Defining the organizational structure of dopamine and muscarninic acetylcholine receptors

G protein-coupled receptors, including the M3 muscarinic acetylcholine receptor and the dopamine D3 receptor, can form homo-oligomers. However, the basis of these interactions and the overall organizational structure of such oligomers are poorly understood. Combinations of site-directed mutagenesis and homogenous time-resolved FRET studies that assessed interactions between receptor protomers at the surface of transfected cells indicated important contributions of regions of transmembrane domains I, IV, V, VI and VII, as well as intracellular helix VIII, to the overall organization.

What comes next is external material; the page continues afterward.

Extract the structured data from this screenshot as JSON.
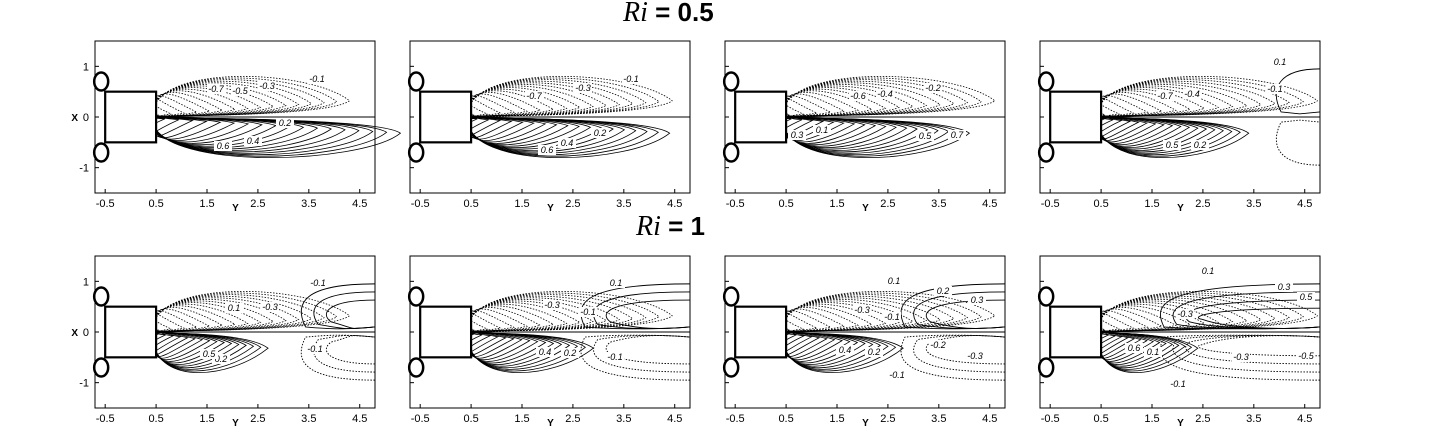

Molecular modelling studies based on both these results and an X-ray structure of the inactive state of the M3 receptor bound by the antagonist/inverse agonist tiotropium were then employed. The results could be accommodated fully by models in which a proportion of the cell surface M3 receptor population is a tetramer with rhombic, but not linear, orientation. This is consistent with previous studies based on spectrally-resolved, multi-photon FRET. Modelling studies suggest, furthermore, an important role for molecules of cholesterol at the dimer + dimer interface of the tetramer, consistent with the presence of cholesterol at key locations in many G protein-coupled receptor crystal structures. Mutants that displayed disrupted quaternary organization were often poorly expressed and showed immature N-glycosylation. Sustained treatment of cells expressing such mutants with the muscarinic receptor inverse agonist atropine increased cellular levels and restored both cell surface delivery and quaternary organization to many of the mutants. These observations suggest that organization as a tetramer may occur before plasma membrane delivery and may be a key step in cellular quality control assessment.